Long-term care providers in Alberta will have to make do with smaller hikes to accommodation funding effective next February.
The maximum increase to accommodation fees will be limited to 3%. Two years ago, the increase was 7%.
Mary Anne Jablonski, Red Deer North MLA and minister of seniors and community supports, said there are ongoing reviews of the rates throughout the year. She said balancing the needs of clients with increases in expenses is also a continual challenge.
“We’re very careful when it comes to allowing increases,” she said. “This fee increase carefully balances the need for operators to address rising costs of delivering quality accommodation and related services, while ensuring fees paid by residents are reasonable,” said Jablonski.
“We will continue to assist low-income residents to help offset the fee adjustment.”
Jablonski said that accommodation fees in long-term care facilities are meant to reflect the actual cost of providing room and board and costs for housekeeping service, meals, maintenance and utility costs.
She said that Alberta’s fees will continue to be among the lowest in the nation. She said that Alberta residents will also continue to have among the highest ‘minimum’ disposable income amounts after they pay accommodation fees.
Seniors and AISH clients will have a minimum monthly disposable income of at least $265.

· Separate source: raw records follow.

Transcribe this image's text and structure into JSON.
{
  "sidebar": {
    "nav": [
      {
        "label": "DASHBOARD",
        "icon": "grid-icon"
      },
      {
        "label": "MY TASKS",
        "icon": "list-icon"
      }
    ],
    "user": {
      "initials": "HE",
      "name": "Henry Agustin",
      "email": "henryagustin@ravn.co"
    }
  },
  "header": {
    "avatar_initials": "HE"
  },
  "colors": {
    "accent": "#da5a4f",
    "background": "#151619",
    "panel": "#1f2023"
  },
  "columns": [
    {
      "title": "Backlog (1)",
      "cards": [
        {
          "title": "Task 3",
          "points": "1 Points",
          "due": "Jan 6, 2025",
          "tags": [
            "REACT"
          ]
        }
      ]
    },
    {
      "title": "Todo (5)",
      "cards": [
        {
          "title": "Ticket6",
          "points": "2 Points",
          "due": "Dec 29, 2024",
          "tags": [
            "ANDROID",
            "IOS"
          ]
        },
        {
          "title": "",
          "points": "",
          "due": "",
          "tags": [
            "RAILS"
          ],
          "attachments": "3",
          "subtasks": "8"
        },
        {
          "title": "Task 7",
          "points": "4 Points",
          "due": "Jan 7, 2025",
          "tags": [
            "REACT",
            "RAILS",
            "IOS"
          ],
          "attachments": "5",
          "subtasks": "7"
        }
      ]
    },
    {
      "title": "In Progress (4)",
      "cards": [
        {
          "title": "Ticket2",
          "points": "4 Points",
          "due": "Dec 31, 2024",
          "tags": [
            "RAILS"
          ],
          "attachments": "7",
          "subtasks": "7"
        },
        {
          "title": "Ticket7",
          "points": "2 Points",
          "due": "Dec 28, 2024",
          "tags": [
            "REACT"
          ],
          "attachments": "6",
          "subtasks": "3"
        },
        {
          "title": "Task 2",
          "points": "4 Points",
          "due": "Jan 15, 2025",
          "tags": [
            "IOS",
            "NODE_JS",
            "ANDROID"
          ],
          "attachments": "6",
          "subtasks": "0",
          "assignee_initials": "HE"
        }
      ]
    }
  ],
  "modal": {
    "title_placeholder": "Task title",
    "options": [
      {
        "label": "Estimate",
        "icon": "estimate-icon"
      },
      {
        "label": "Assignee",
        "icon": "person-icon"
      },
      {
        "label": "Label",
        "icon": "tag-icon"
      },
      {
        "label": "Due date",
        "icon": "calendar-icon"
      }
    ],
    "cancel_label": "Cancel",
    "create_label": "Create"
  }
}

As of Feb. 1, 2011, the maximum accommodation fee operators can charge in long-term care facilities will increase by 3% or a maximum daily increase of $1.65.

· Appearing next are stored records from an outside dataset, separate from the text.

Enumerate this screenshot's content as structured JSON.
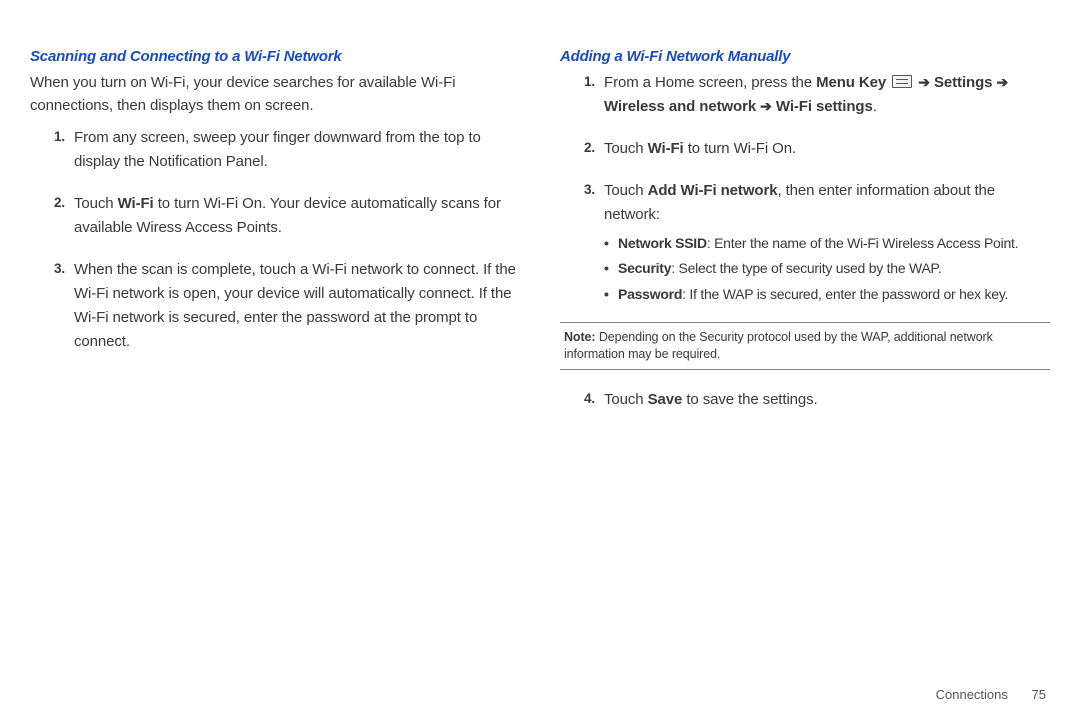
{
  "left": {
    "heading": "Scanning and Connecting to a Wi-Fi Network",
    "intro": "When you turn on Wi-Fi, your device searches for available Wi-Fi connections, then displays them on screen.",
    "items": [
      {
        "num": "1.",
        "text": "From any screen, sweep your finger downward from the top to display the Notification Panel."
      },
      {
        "num": "2.",
        "pre": "Touch ",
        "bold1": "Wi-Fi",
        "post": " to turn Wi-Fi On. Your device automatically scans for available Wiress Access Points."
      },
      {
        "num": "3.",
        "text": "When the scan is complete, touch a Wi-Fi network to connect. If the Wi-Fi network is open, your device will automatically connect. If the Wi-Fi network is secured, enter the password at the prompt to connect."
      }
    ]
  },
  "right": {
    "heading": "Adding a Wi-Fi Network Manually",
    "items": {
      "i1": {
        "num": "1.",
        "pre": "From a Home screen, press the ",
        "menukey": "Menu Key",
        "arrow": "➔",
        "settings": "Settings",
        "wireless": "Wireless and network",
        "wifisettings": "Wi-Fi settings",
        "period": "."
      },
      "i2": {
        "num": "2.",
        "pre": "Touch ",
        "bold": "Wi-Fi",
        "post": " to turn Wi-Fi On."
      },
      "i3": {
        "num": "3.",
        "pre": "Touch ",
        "bold": "Add Wi-Fi network",
        "post": ", then enter information about the network:",
        "sub": [
          {
            "label": "Network SSID",
            "text": ": Enter the name of the Wi-Fi Wireless Access Point."
          },
          {
            "label": "Security",
            "text": ": Select the type of security used by the WAP."
          },
          {
            "label": "Password",
            "text": ": If the WAP is secured, enter the password or hex key."
          }
        ]
      },
      "i4": {
        "num": "4.",
        "pre": "Touch ",
        "bold": "Save",
        "post": "  to save the settings."
      }
    },
    "note": {
      "label": "Note:",
      "text": " Depending on the Security protocol used by the WAP, additional network information may be required."
    }
  },
  "footer": {
    "section": "Connections",
    "page": "75"
  }
}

The adjusted rates will raise the maximum accommodation fee that operators can charge to $55.90 for a private room, $48.40 per day for a semi-private room and $45.85 per day for a standard room.
In B.C., the maximum accommodation rate stands at $96.40 daily for a private room. Manitoba’s rate is $73.40, New Brunswick’s rate is $83 and Newfoundland and Labrador’s rate for the same service is $92.05.
Jablonski said the province will also continue to help low-income residents with fee adjustment by providing assistance through the Alberta Seniors Benefit (ASB) and Assured Income for the Severely Disabled (AISH) programs.
About 8,100 of the 14,700 Albertans in long-term care facilities receive financial help through the ASB and AISH programs.